Colombia's National Police said it arrested three suspects and seized 10.5 tons of cocaine that were being smuggled from the Caribbean city of Barranquilla to the Mexican port of Veracruz, marking the biggest cocaine seizure ever on land.
The cocaine was found Saturday in two shipping containers that were being moved into the port of Barranquilla, National Police director Gen.

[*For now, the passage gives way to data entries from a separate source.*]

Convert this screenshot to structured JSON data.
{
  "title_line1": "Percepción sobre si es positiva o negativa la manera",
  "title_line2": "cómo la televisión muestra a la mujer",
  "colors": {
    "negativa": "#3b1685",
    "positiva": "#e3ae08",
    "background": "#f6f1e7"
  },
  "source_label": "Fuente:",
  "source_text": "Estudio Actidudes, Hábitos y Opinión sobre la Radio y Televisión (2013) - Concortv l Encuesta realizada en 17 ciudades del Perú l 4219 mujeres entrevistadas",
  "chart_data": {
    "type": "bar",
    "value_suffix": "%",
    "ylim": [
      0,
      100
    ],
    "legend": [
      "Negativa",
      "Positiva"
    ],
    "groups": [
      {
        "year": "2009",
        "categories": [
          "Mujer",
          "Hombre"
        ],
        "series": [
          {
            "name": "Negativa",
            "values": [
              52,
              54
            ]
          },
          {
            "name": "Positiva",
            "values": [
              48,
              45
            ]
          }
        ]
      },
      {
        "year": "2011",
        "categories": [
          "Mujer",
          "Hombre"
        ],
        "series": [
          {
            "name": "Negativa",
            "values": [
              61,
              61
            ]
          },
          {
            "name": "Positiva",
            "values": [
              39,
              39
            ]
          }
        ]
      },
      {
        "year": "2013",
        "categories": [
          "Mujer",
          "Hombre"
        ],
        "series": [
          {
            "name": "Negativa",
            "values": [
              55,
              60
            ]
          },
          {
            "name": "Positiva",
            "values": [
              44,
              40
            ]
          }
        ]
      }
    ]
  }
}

Oscar Naranjo said in a press conference.
The drugs seized in "Operation Veracruz" had a street value of between $150 million and $200 million, Naranjo said, adding that the cocaine belonged to drug trafficker Daniel "El Loco" Barrera.
"This is a structural blow to the criminal gang led by 'El Loco' Barrera," the police chief said.
Naranjo said undercover officers from the Dijin judicial police agency spent six months tracking the suspects in charge of the shipment.
"Men from the drug enforcement police, after six months of surveillance, managed to seized the largest cache of cocaine, of 10.5 tons, in the war on drugs," the National Police said in a statement.
So far in 2008, Colombian authorities have seized about 105 tons of illegal drugs.
Colombia's cocaine production totaled more than 600 tons in 2007, U.S. drug czar John Walters said in Bogota on Oct. 9.
From 2001, when a record 900 tons of cocaine were produced, to 2007, output has fallen by 24 percent, the head of the U.S. Office of National Drug Control Policy said.
Over the summer, the United Nations Office on Drugs and Crime said in its annual report that the area of land in the Andean nation planted with coca - the source of cocaine - grew by 27 percent in 2007.
The UNODC report said that while in 2006 the area planted with coca totaled 78,000 hectares (195,000 acres), by 2007 it had increased to 99,000 hectares.
A third of the crop comes from just 10 municipalities around the country, according to the study.
Despite the increase in coca cultivation, according to UNODC, production of cocaine in Colombia remains about the same, at some 600 tons per year, because coca growers are using smaller and more dispersed plots that provide less coca.
Colombia, Peru and Bolivia - in that order - are the world's main producers of coca.

Story From: AP Wire Service


----------



## Guest (Oct 29, 2008)

WOW. Such a great grab but I'm sure it's a small BLOW to the cartels.......


----------



## Mass (Jan 21, 2006)

That was a great hit.


----------